US President Donald Trump came to office in January 2017.

During the year leading up to the November 2016 presidential vote and following his besting of Democratic candidate Hillary Clinton, the country saw a sharp uptick in far-right activity, including protests and violent incidents.

In late July, a report produced by the Center for the Study of Hate and Extremism – hosted by California State University at Santa Barbara – found that hates crimes had spiked by nine percent in at least 30 large cities around the US last year.

The report noted that it was the fifth consecutive year marking an increase in hate crimes.

Most of those targeted were African Americans, Jews and members of the LGBTQ community, the report added.

Among those included were deadly attacks, such as the October 2018 shooting at a Pittsburgh synagogue.
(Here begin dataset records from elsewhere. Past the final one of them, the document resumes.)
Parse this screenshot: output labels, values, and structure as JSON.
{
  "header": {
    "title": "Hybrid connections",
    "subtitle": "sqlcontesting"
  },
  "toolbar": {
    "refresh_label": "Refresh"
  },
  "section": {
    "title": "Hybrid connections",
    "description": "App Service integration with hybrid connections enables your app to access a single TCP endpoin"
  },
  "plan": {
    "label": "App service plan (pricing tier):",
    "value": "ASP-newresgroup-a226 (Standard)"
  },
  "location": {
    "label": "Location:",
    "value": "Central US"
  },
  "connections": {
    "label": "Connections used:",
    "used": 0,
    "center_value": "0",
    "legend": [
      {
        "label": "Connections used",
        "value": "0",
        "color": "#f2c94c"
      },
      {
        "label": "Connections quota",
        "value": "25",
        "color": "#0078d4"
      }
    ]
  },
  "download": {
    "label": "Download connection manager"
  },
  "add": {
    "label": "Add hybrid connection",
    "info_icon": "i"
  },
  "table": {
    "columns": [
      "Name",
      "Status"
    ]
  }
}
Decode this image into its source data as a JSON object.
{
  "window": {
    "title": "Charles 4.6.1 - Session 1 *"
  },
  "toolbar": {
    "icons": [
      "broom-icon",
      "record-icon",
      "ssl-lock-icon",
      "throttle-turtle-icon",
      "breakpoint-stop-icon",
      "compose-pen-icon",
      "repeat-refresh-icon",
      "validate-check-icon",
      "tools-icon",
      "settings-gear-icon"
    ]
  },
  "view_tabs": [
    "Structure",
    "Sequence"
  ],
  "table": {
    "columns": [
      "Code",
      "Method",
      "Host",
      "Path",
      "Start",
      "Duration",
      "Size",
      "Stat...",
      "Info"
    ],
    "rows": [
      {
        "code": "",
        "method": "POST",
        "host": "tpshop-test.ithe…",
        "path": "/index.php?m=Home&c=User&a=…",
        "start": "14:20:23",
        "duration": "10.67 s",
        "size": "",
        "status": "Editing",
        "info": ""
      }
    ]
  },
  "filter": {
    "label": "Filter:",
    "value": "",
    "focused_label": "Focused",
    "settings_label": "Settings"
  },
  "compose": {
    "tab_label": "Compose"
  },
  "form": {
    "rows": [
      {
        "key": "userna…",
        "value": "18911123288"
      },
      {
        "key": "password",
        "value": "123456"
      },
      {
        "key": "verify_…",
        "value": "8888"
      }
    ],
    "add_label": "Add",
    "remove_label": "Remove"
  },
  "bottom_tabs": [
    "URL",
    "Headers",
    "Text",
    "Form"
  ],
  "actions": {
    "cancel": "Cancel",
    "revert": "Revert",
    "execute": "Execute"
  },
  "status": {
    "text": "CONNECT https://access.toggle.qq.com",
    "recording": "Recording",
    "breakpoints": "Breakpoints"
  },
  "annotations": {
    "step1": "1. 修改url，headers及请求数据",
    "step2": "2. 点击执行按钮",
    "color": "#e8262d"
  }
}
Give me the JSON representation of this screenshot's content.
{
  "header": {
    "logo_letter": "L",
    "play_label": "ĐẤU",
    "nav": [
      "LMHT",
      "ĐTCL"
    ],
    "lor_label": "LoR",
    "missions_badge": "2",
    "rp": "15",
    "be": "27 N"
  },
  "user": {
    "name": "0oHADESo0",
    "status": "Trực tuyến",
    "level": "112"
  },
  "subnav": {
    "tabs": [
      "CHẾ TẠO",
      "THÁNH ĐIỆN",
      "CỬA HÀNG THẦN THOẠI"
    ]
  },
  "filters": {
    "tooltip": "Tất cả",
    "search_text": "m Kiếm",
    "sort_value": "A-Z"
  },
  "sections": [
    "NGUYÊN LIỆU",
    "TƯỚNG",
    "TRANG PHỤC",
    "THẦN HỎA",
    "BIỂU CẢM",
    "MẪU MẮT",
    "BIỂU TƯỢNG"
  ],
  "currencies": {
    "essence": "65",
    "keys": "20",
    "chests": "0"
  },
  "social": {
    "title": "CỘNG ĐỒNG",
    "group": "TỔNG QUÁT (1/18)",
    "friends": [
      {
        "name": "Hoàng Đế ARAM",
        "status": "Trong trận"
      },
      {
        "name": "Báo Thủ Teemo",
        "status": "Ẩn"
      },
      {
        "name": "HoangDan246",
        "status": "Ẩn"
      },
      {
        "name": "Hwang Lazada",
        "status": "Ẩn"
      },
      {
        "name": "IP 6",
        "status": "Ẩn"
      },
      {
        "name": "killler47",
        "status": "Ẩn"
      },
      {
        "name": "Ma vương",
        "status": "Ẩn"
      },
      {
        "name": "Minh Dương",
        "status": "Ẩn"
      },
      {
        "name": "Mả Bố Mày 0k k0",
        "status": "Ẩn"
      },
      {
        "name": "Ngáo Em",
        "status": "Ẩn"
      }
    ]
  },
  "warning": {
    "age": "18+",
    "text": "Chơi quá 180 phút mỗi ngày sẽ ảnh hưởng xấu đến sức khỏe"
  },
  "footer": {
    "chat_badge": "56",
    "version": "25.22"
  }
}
During that incident, a white nationalist gunman allegedly stormed the house of worship and shot dead at least 11 worshippers.

Trump condemned the violence and expressed support for the country’s Jewish community, but some observers argued that his comments were disingenuous, citing the president’s frequent resort to anti-immigrant and anti-minority rhetoric.

The president’s supporters insist that he has been unfairly accused of racism, however. Gary Hunt, a right-wing blogger, insisted that a growing number of African Americans and minorities are throwing their weight behind Trump.

“Basically we see that the Democratic Party is committing a slow suicide right now,” he told TRT World, “but we won’t know until next year during the elections.”